Las medidas tomadas por la patronal y respaldadas por los principales partidos y los sindicatos amarillos nos condenan a tener que soportar los despidos, la precariedad y el paro, porque según nos cuentan, los trabajadores somos un costo y hay que ahorrar costos. Pues debemos decirles bien alto y bien claro que no somos un costo, que no somos una carga, que somos trabajadores, somos la clase trabajadora y somos los que mantenemos en pie la sociedad y a todos los parásitos como ellos.

Y no sólo eso, debemos gritar que estamos hartos de ser los oprimidos y que hay un sector importante de la clase obrera que es consciente de que la lucha de clases sigue vigente y no se rendirá nunca.
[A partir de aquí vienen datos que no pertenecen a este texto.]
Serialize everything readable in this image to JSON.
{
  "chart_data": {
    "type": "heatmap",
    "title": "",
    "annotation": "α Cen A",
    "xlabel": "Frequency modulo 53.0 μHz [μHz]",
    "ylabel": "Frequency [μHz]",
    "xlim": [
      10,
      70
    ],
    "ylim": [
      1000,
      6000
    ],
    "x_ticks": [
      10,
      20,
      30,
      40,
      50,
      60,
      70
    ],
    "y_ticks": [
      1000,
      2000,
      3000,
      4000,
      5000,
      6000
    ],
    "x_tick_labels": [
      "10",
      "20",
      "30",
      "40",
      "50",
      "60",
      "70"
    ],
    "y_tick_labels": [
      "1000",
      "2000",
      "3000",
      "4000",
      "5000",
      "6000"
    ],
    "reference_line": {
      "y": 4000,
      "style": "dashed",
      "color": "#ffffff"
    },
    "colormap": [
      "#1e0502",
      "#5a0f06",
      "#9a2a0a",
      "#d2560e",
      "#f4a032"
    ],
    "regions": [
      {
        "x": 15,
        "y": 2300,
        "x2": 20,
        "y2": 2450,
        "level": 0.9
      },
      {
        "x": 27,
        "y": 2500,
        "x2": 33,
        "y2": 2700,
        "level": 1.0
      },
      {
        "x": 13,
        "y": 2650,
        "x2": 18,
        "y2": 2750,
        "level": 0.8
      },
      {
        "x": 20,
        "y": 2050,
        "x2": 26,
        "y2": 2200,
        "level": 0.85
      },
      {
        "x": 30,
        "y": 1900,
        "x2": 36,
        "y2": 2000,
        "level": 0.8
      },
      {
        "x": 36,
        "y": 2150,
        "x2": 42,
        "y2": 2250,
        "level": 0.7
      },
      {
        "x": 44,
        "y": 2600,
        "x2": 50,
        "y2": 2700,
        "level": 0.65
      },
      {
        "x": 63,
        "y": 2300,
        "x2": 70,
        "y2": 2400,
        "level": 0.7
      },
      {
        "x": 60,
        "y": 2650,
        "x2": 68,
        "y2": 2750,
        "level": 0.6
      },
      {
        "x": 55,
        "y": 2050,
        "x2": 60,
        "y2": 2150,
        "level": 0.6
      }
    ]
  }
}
En este sentido, como vascos y como comunistas, nos parece vergonzosa la actitud del PCE-EPK, que en los últimos días ha dado a conocer su boicot a la huelga general del 21 de mayo. Ningún comunista coherente puede afirmar bajo ningún pretexto que hoy que no hay razones para la huelga general.

De hecho, creemos firmemente que los trabajadores tienen la legitimidad para defenderse utilizando todas las herramientas de las que dispongan, desde concentraciones en el centro de trabajo hasta cortes de carreteras, sabotajes o encierros.

No nos arrodillamos ante nadie y así quedará demostrado el día 21 de mayo, desde Euskal Komunistak y Gazte Komunisten Kolektiboak compartimos el llamamiento a toda la clase obrera vasca para que, independientemente de su opción sindical, el día 21 de Mayo se convierta en una jornada de lucha, o lo que es igual, en una jornada de huelga general.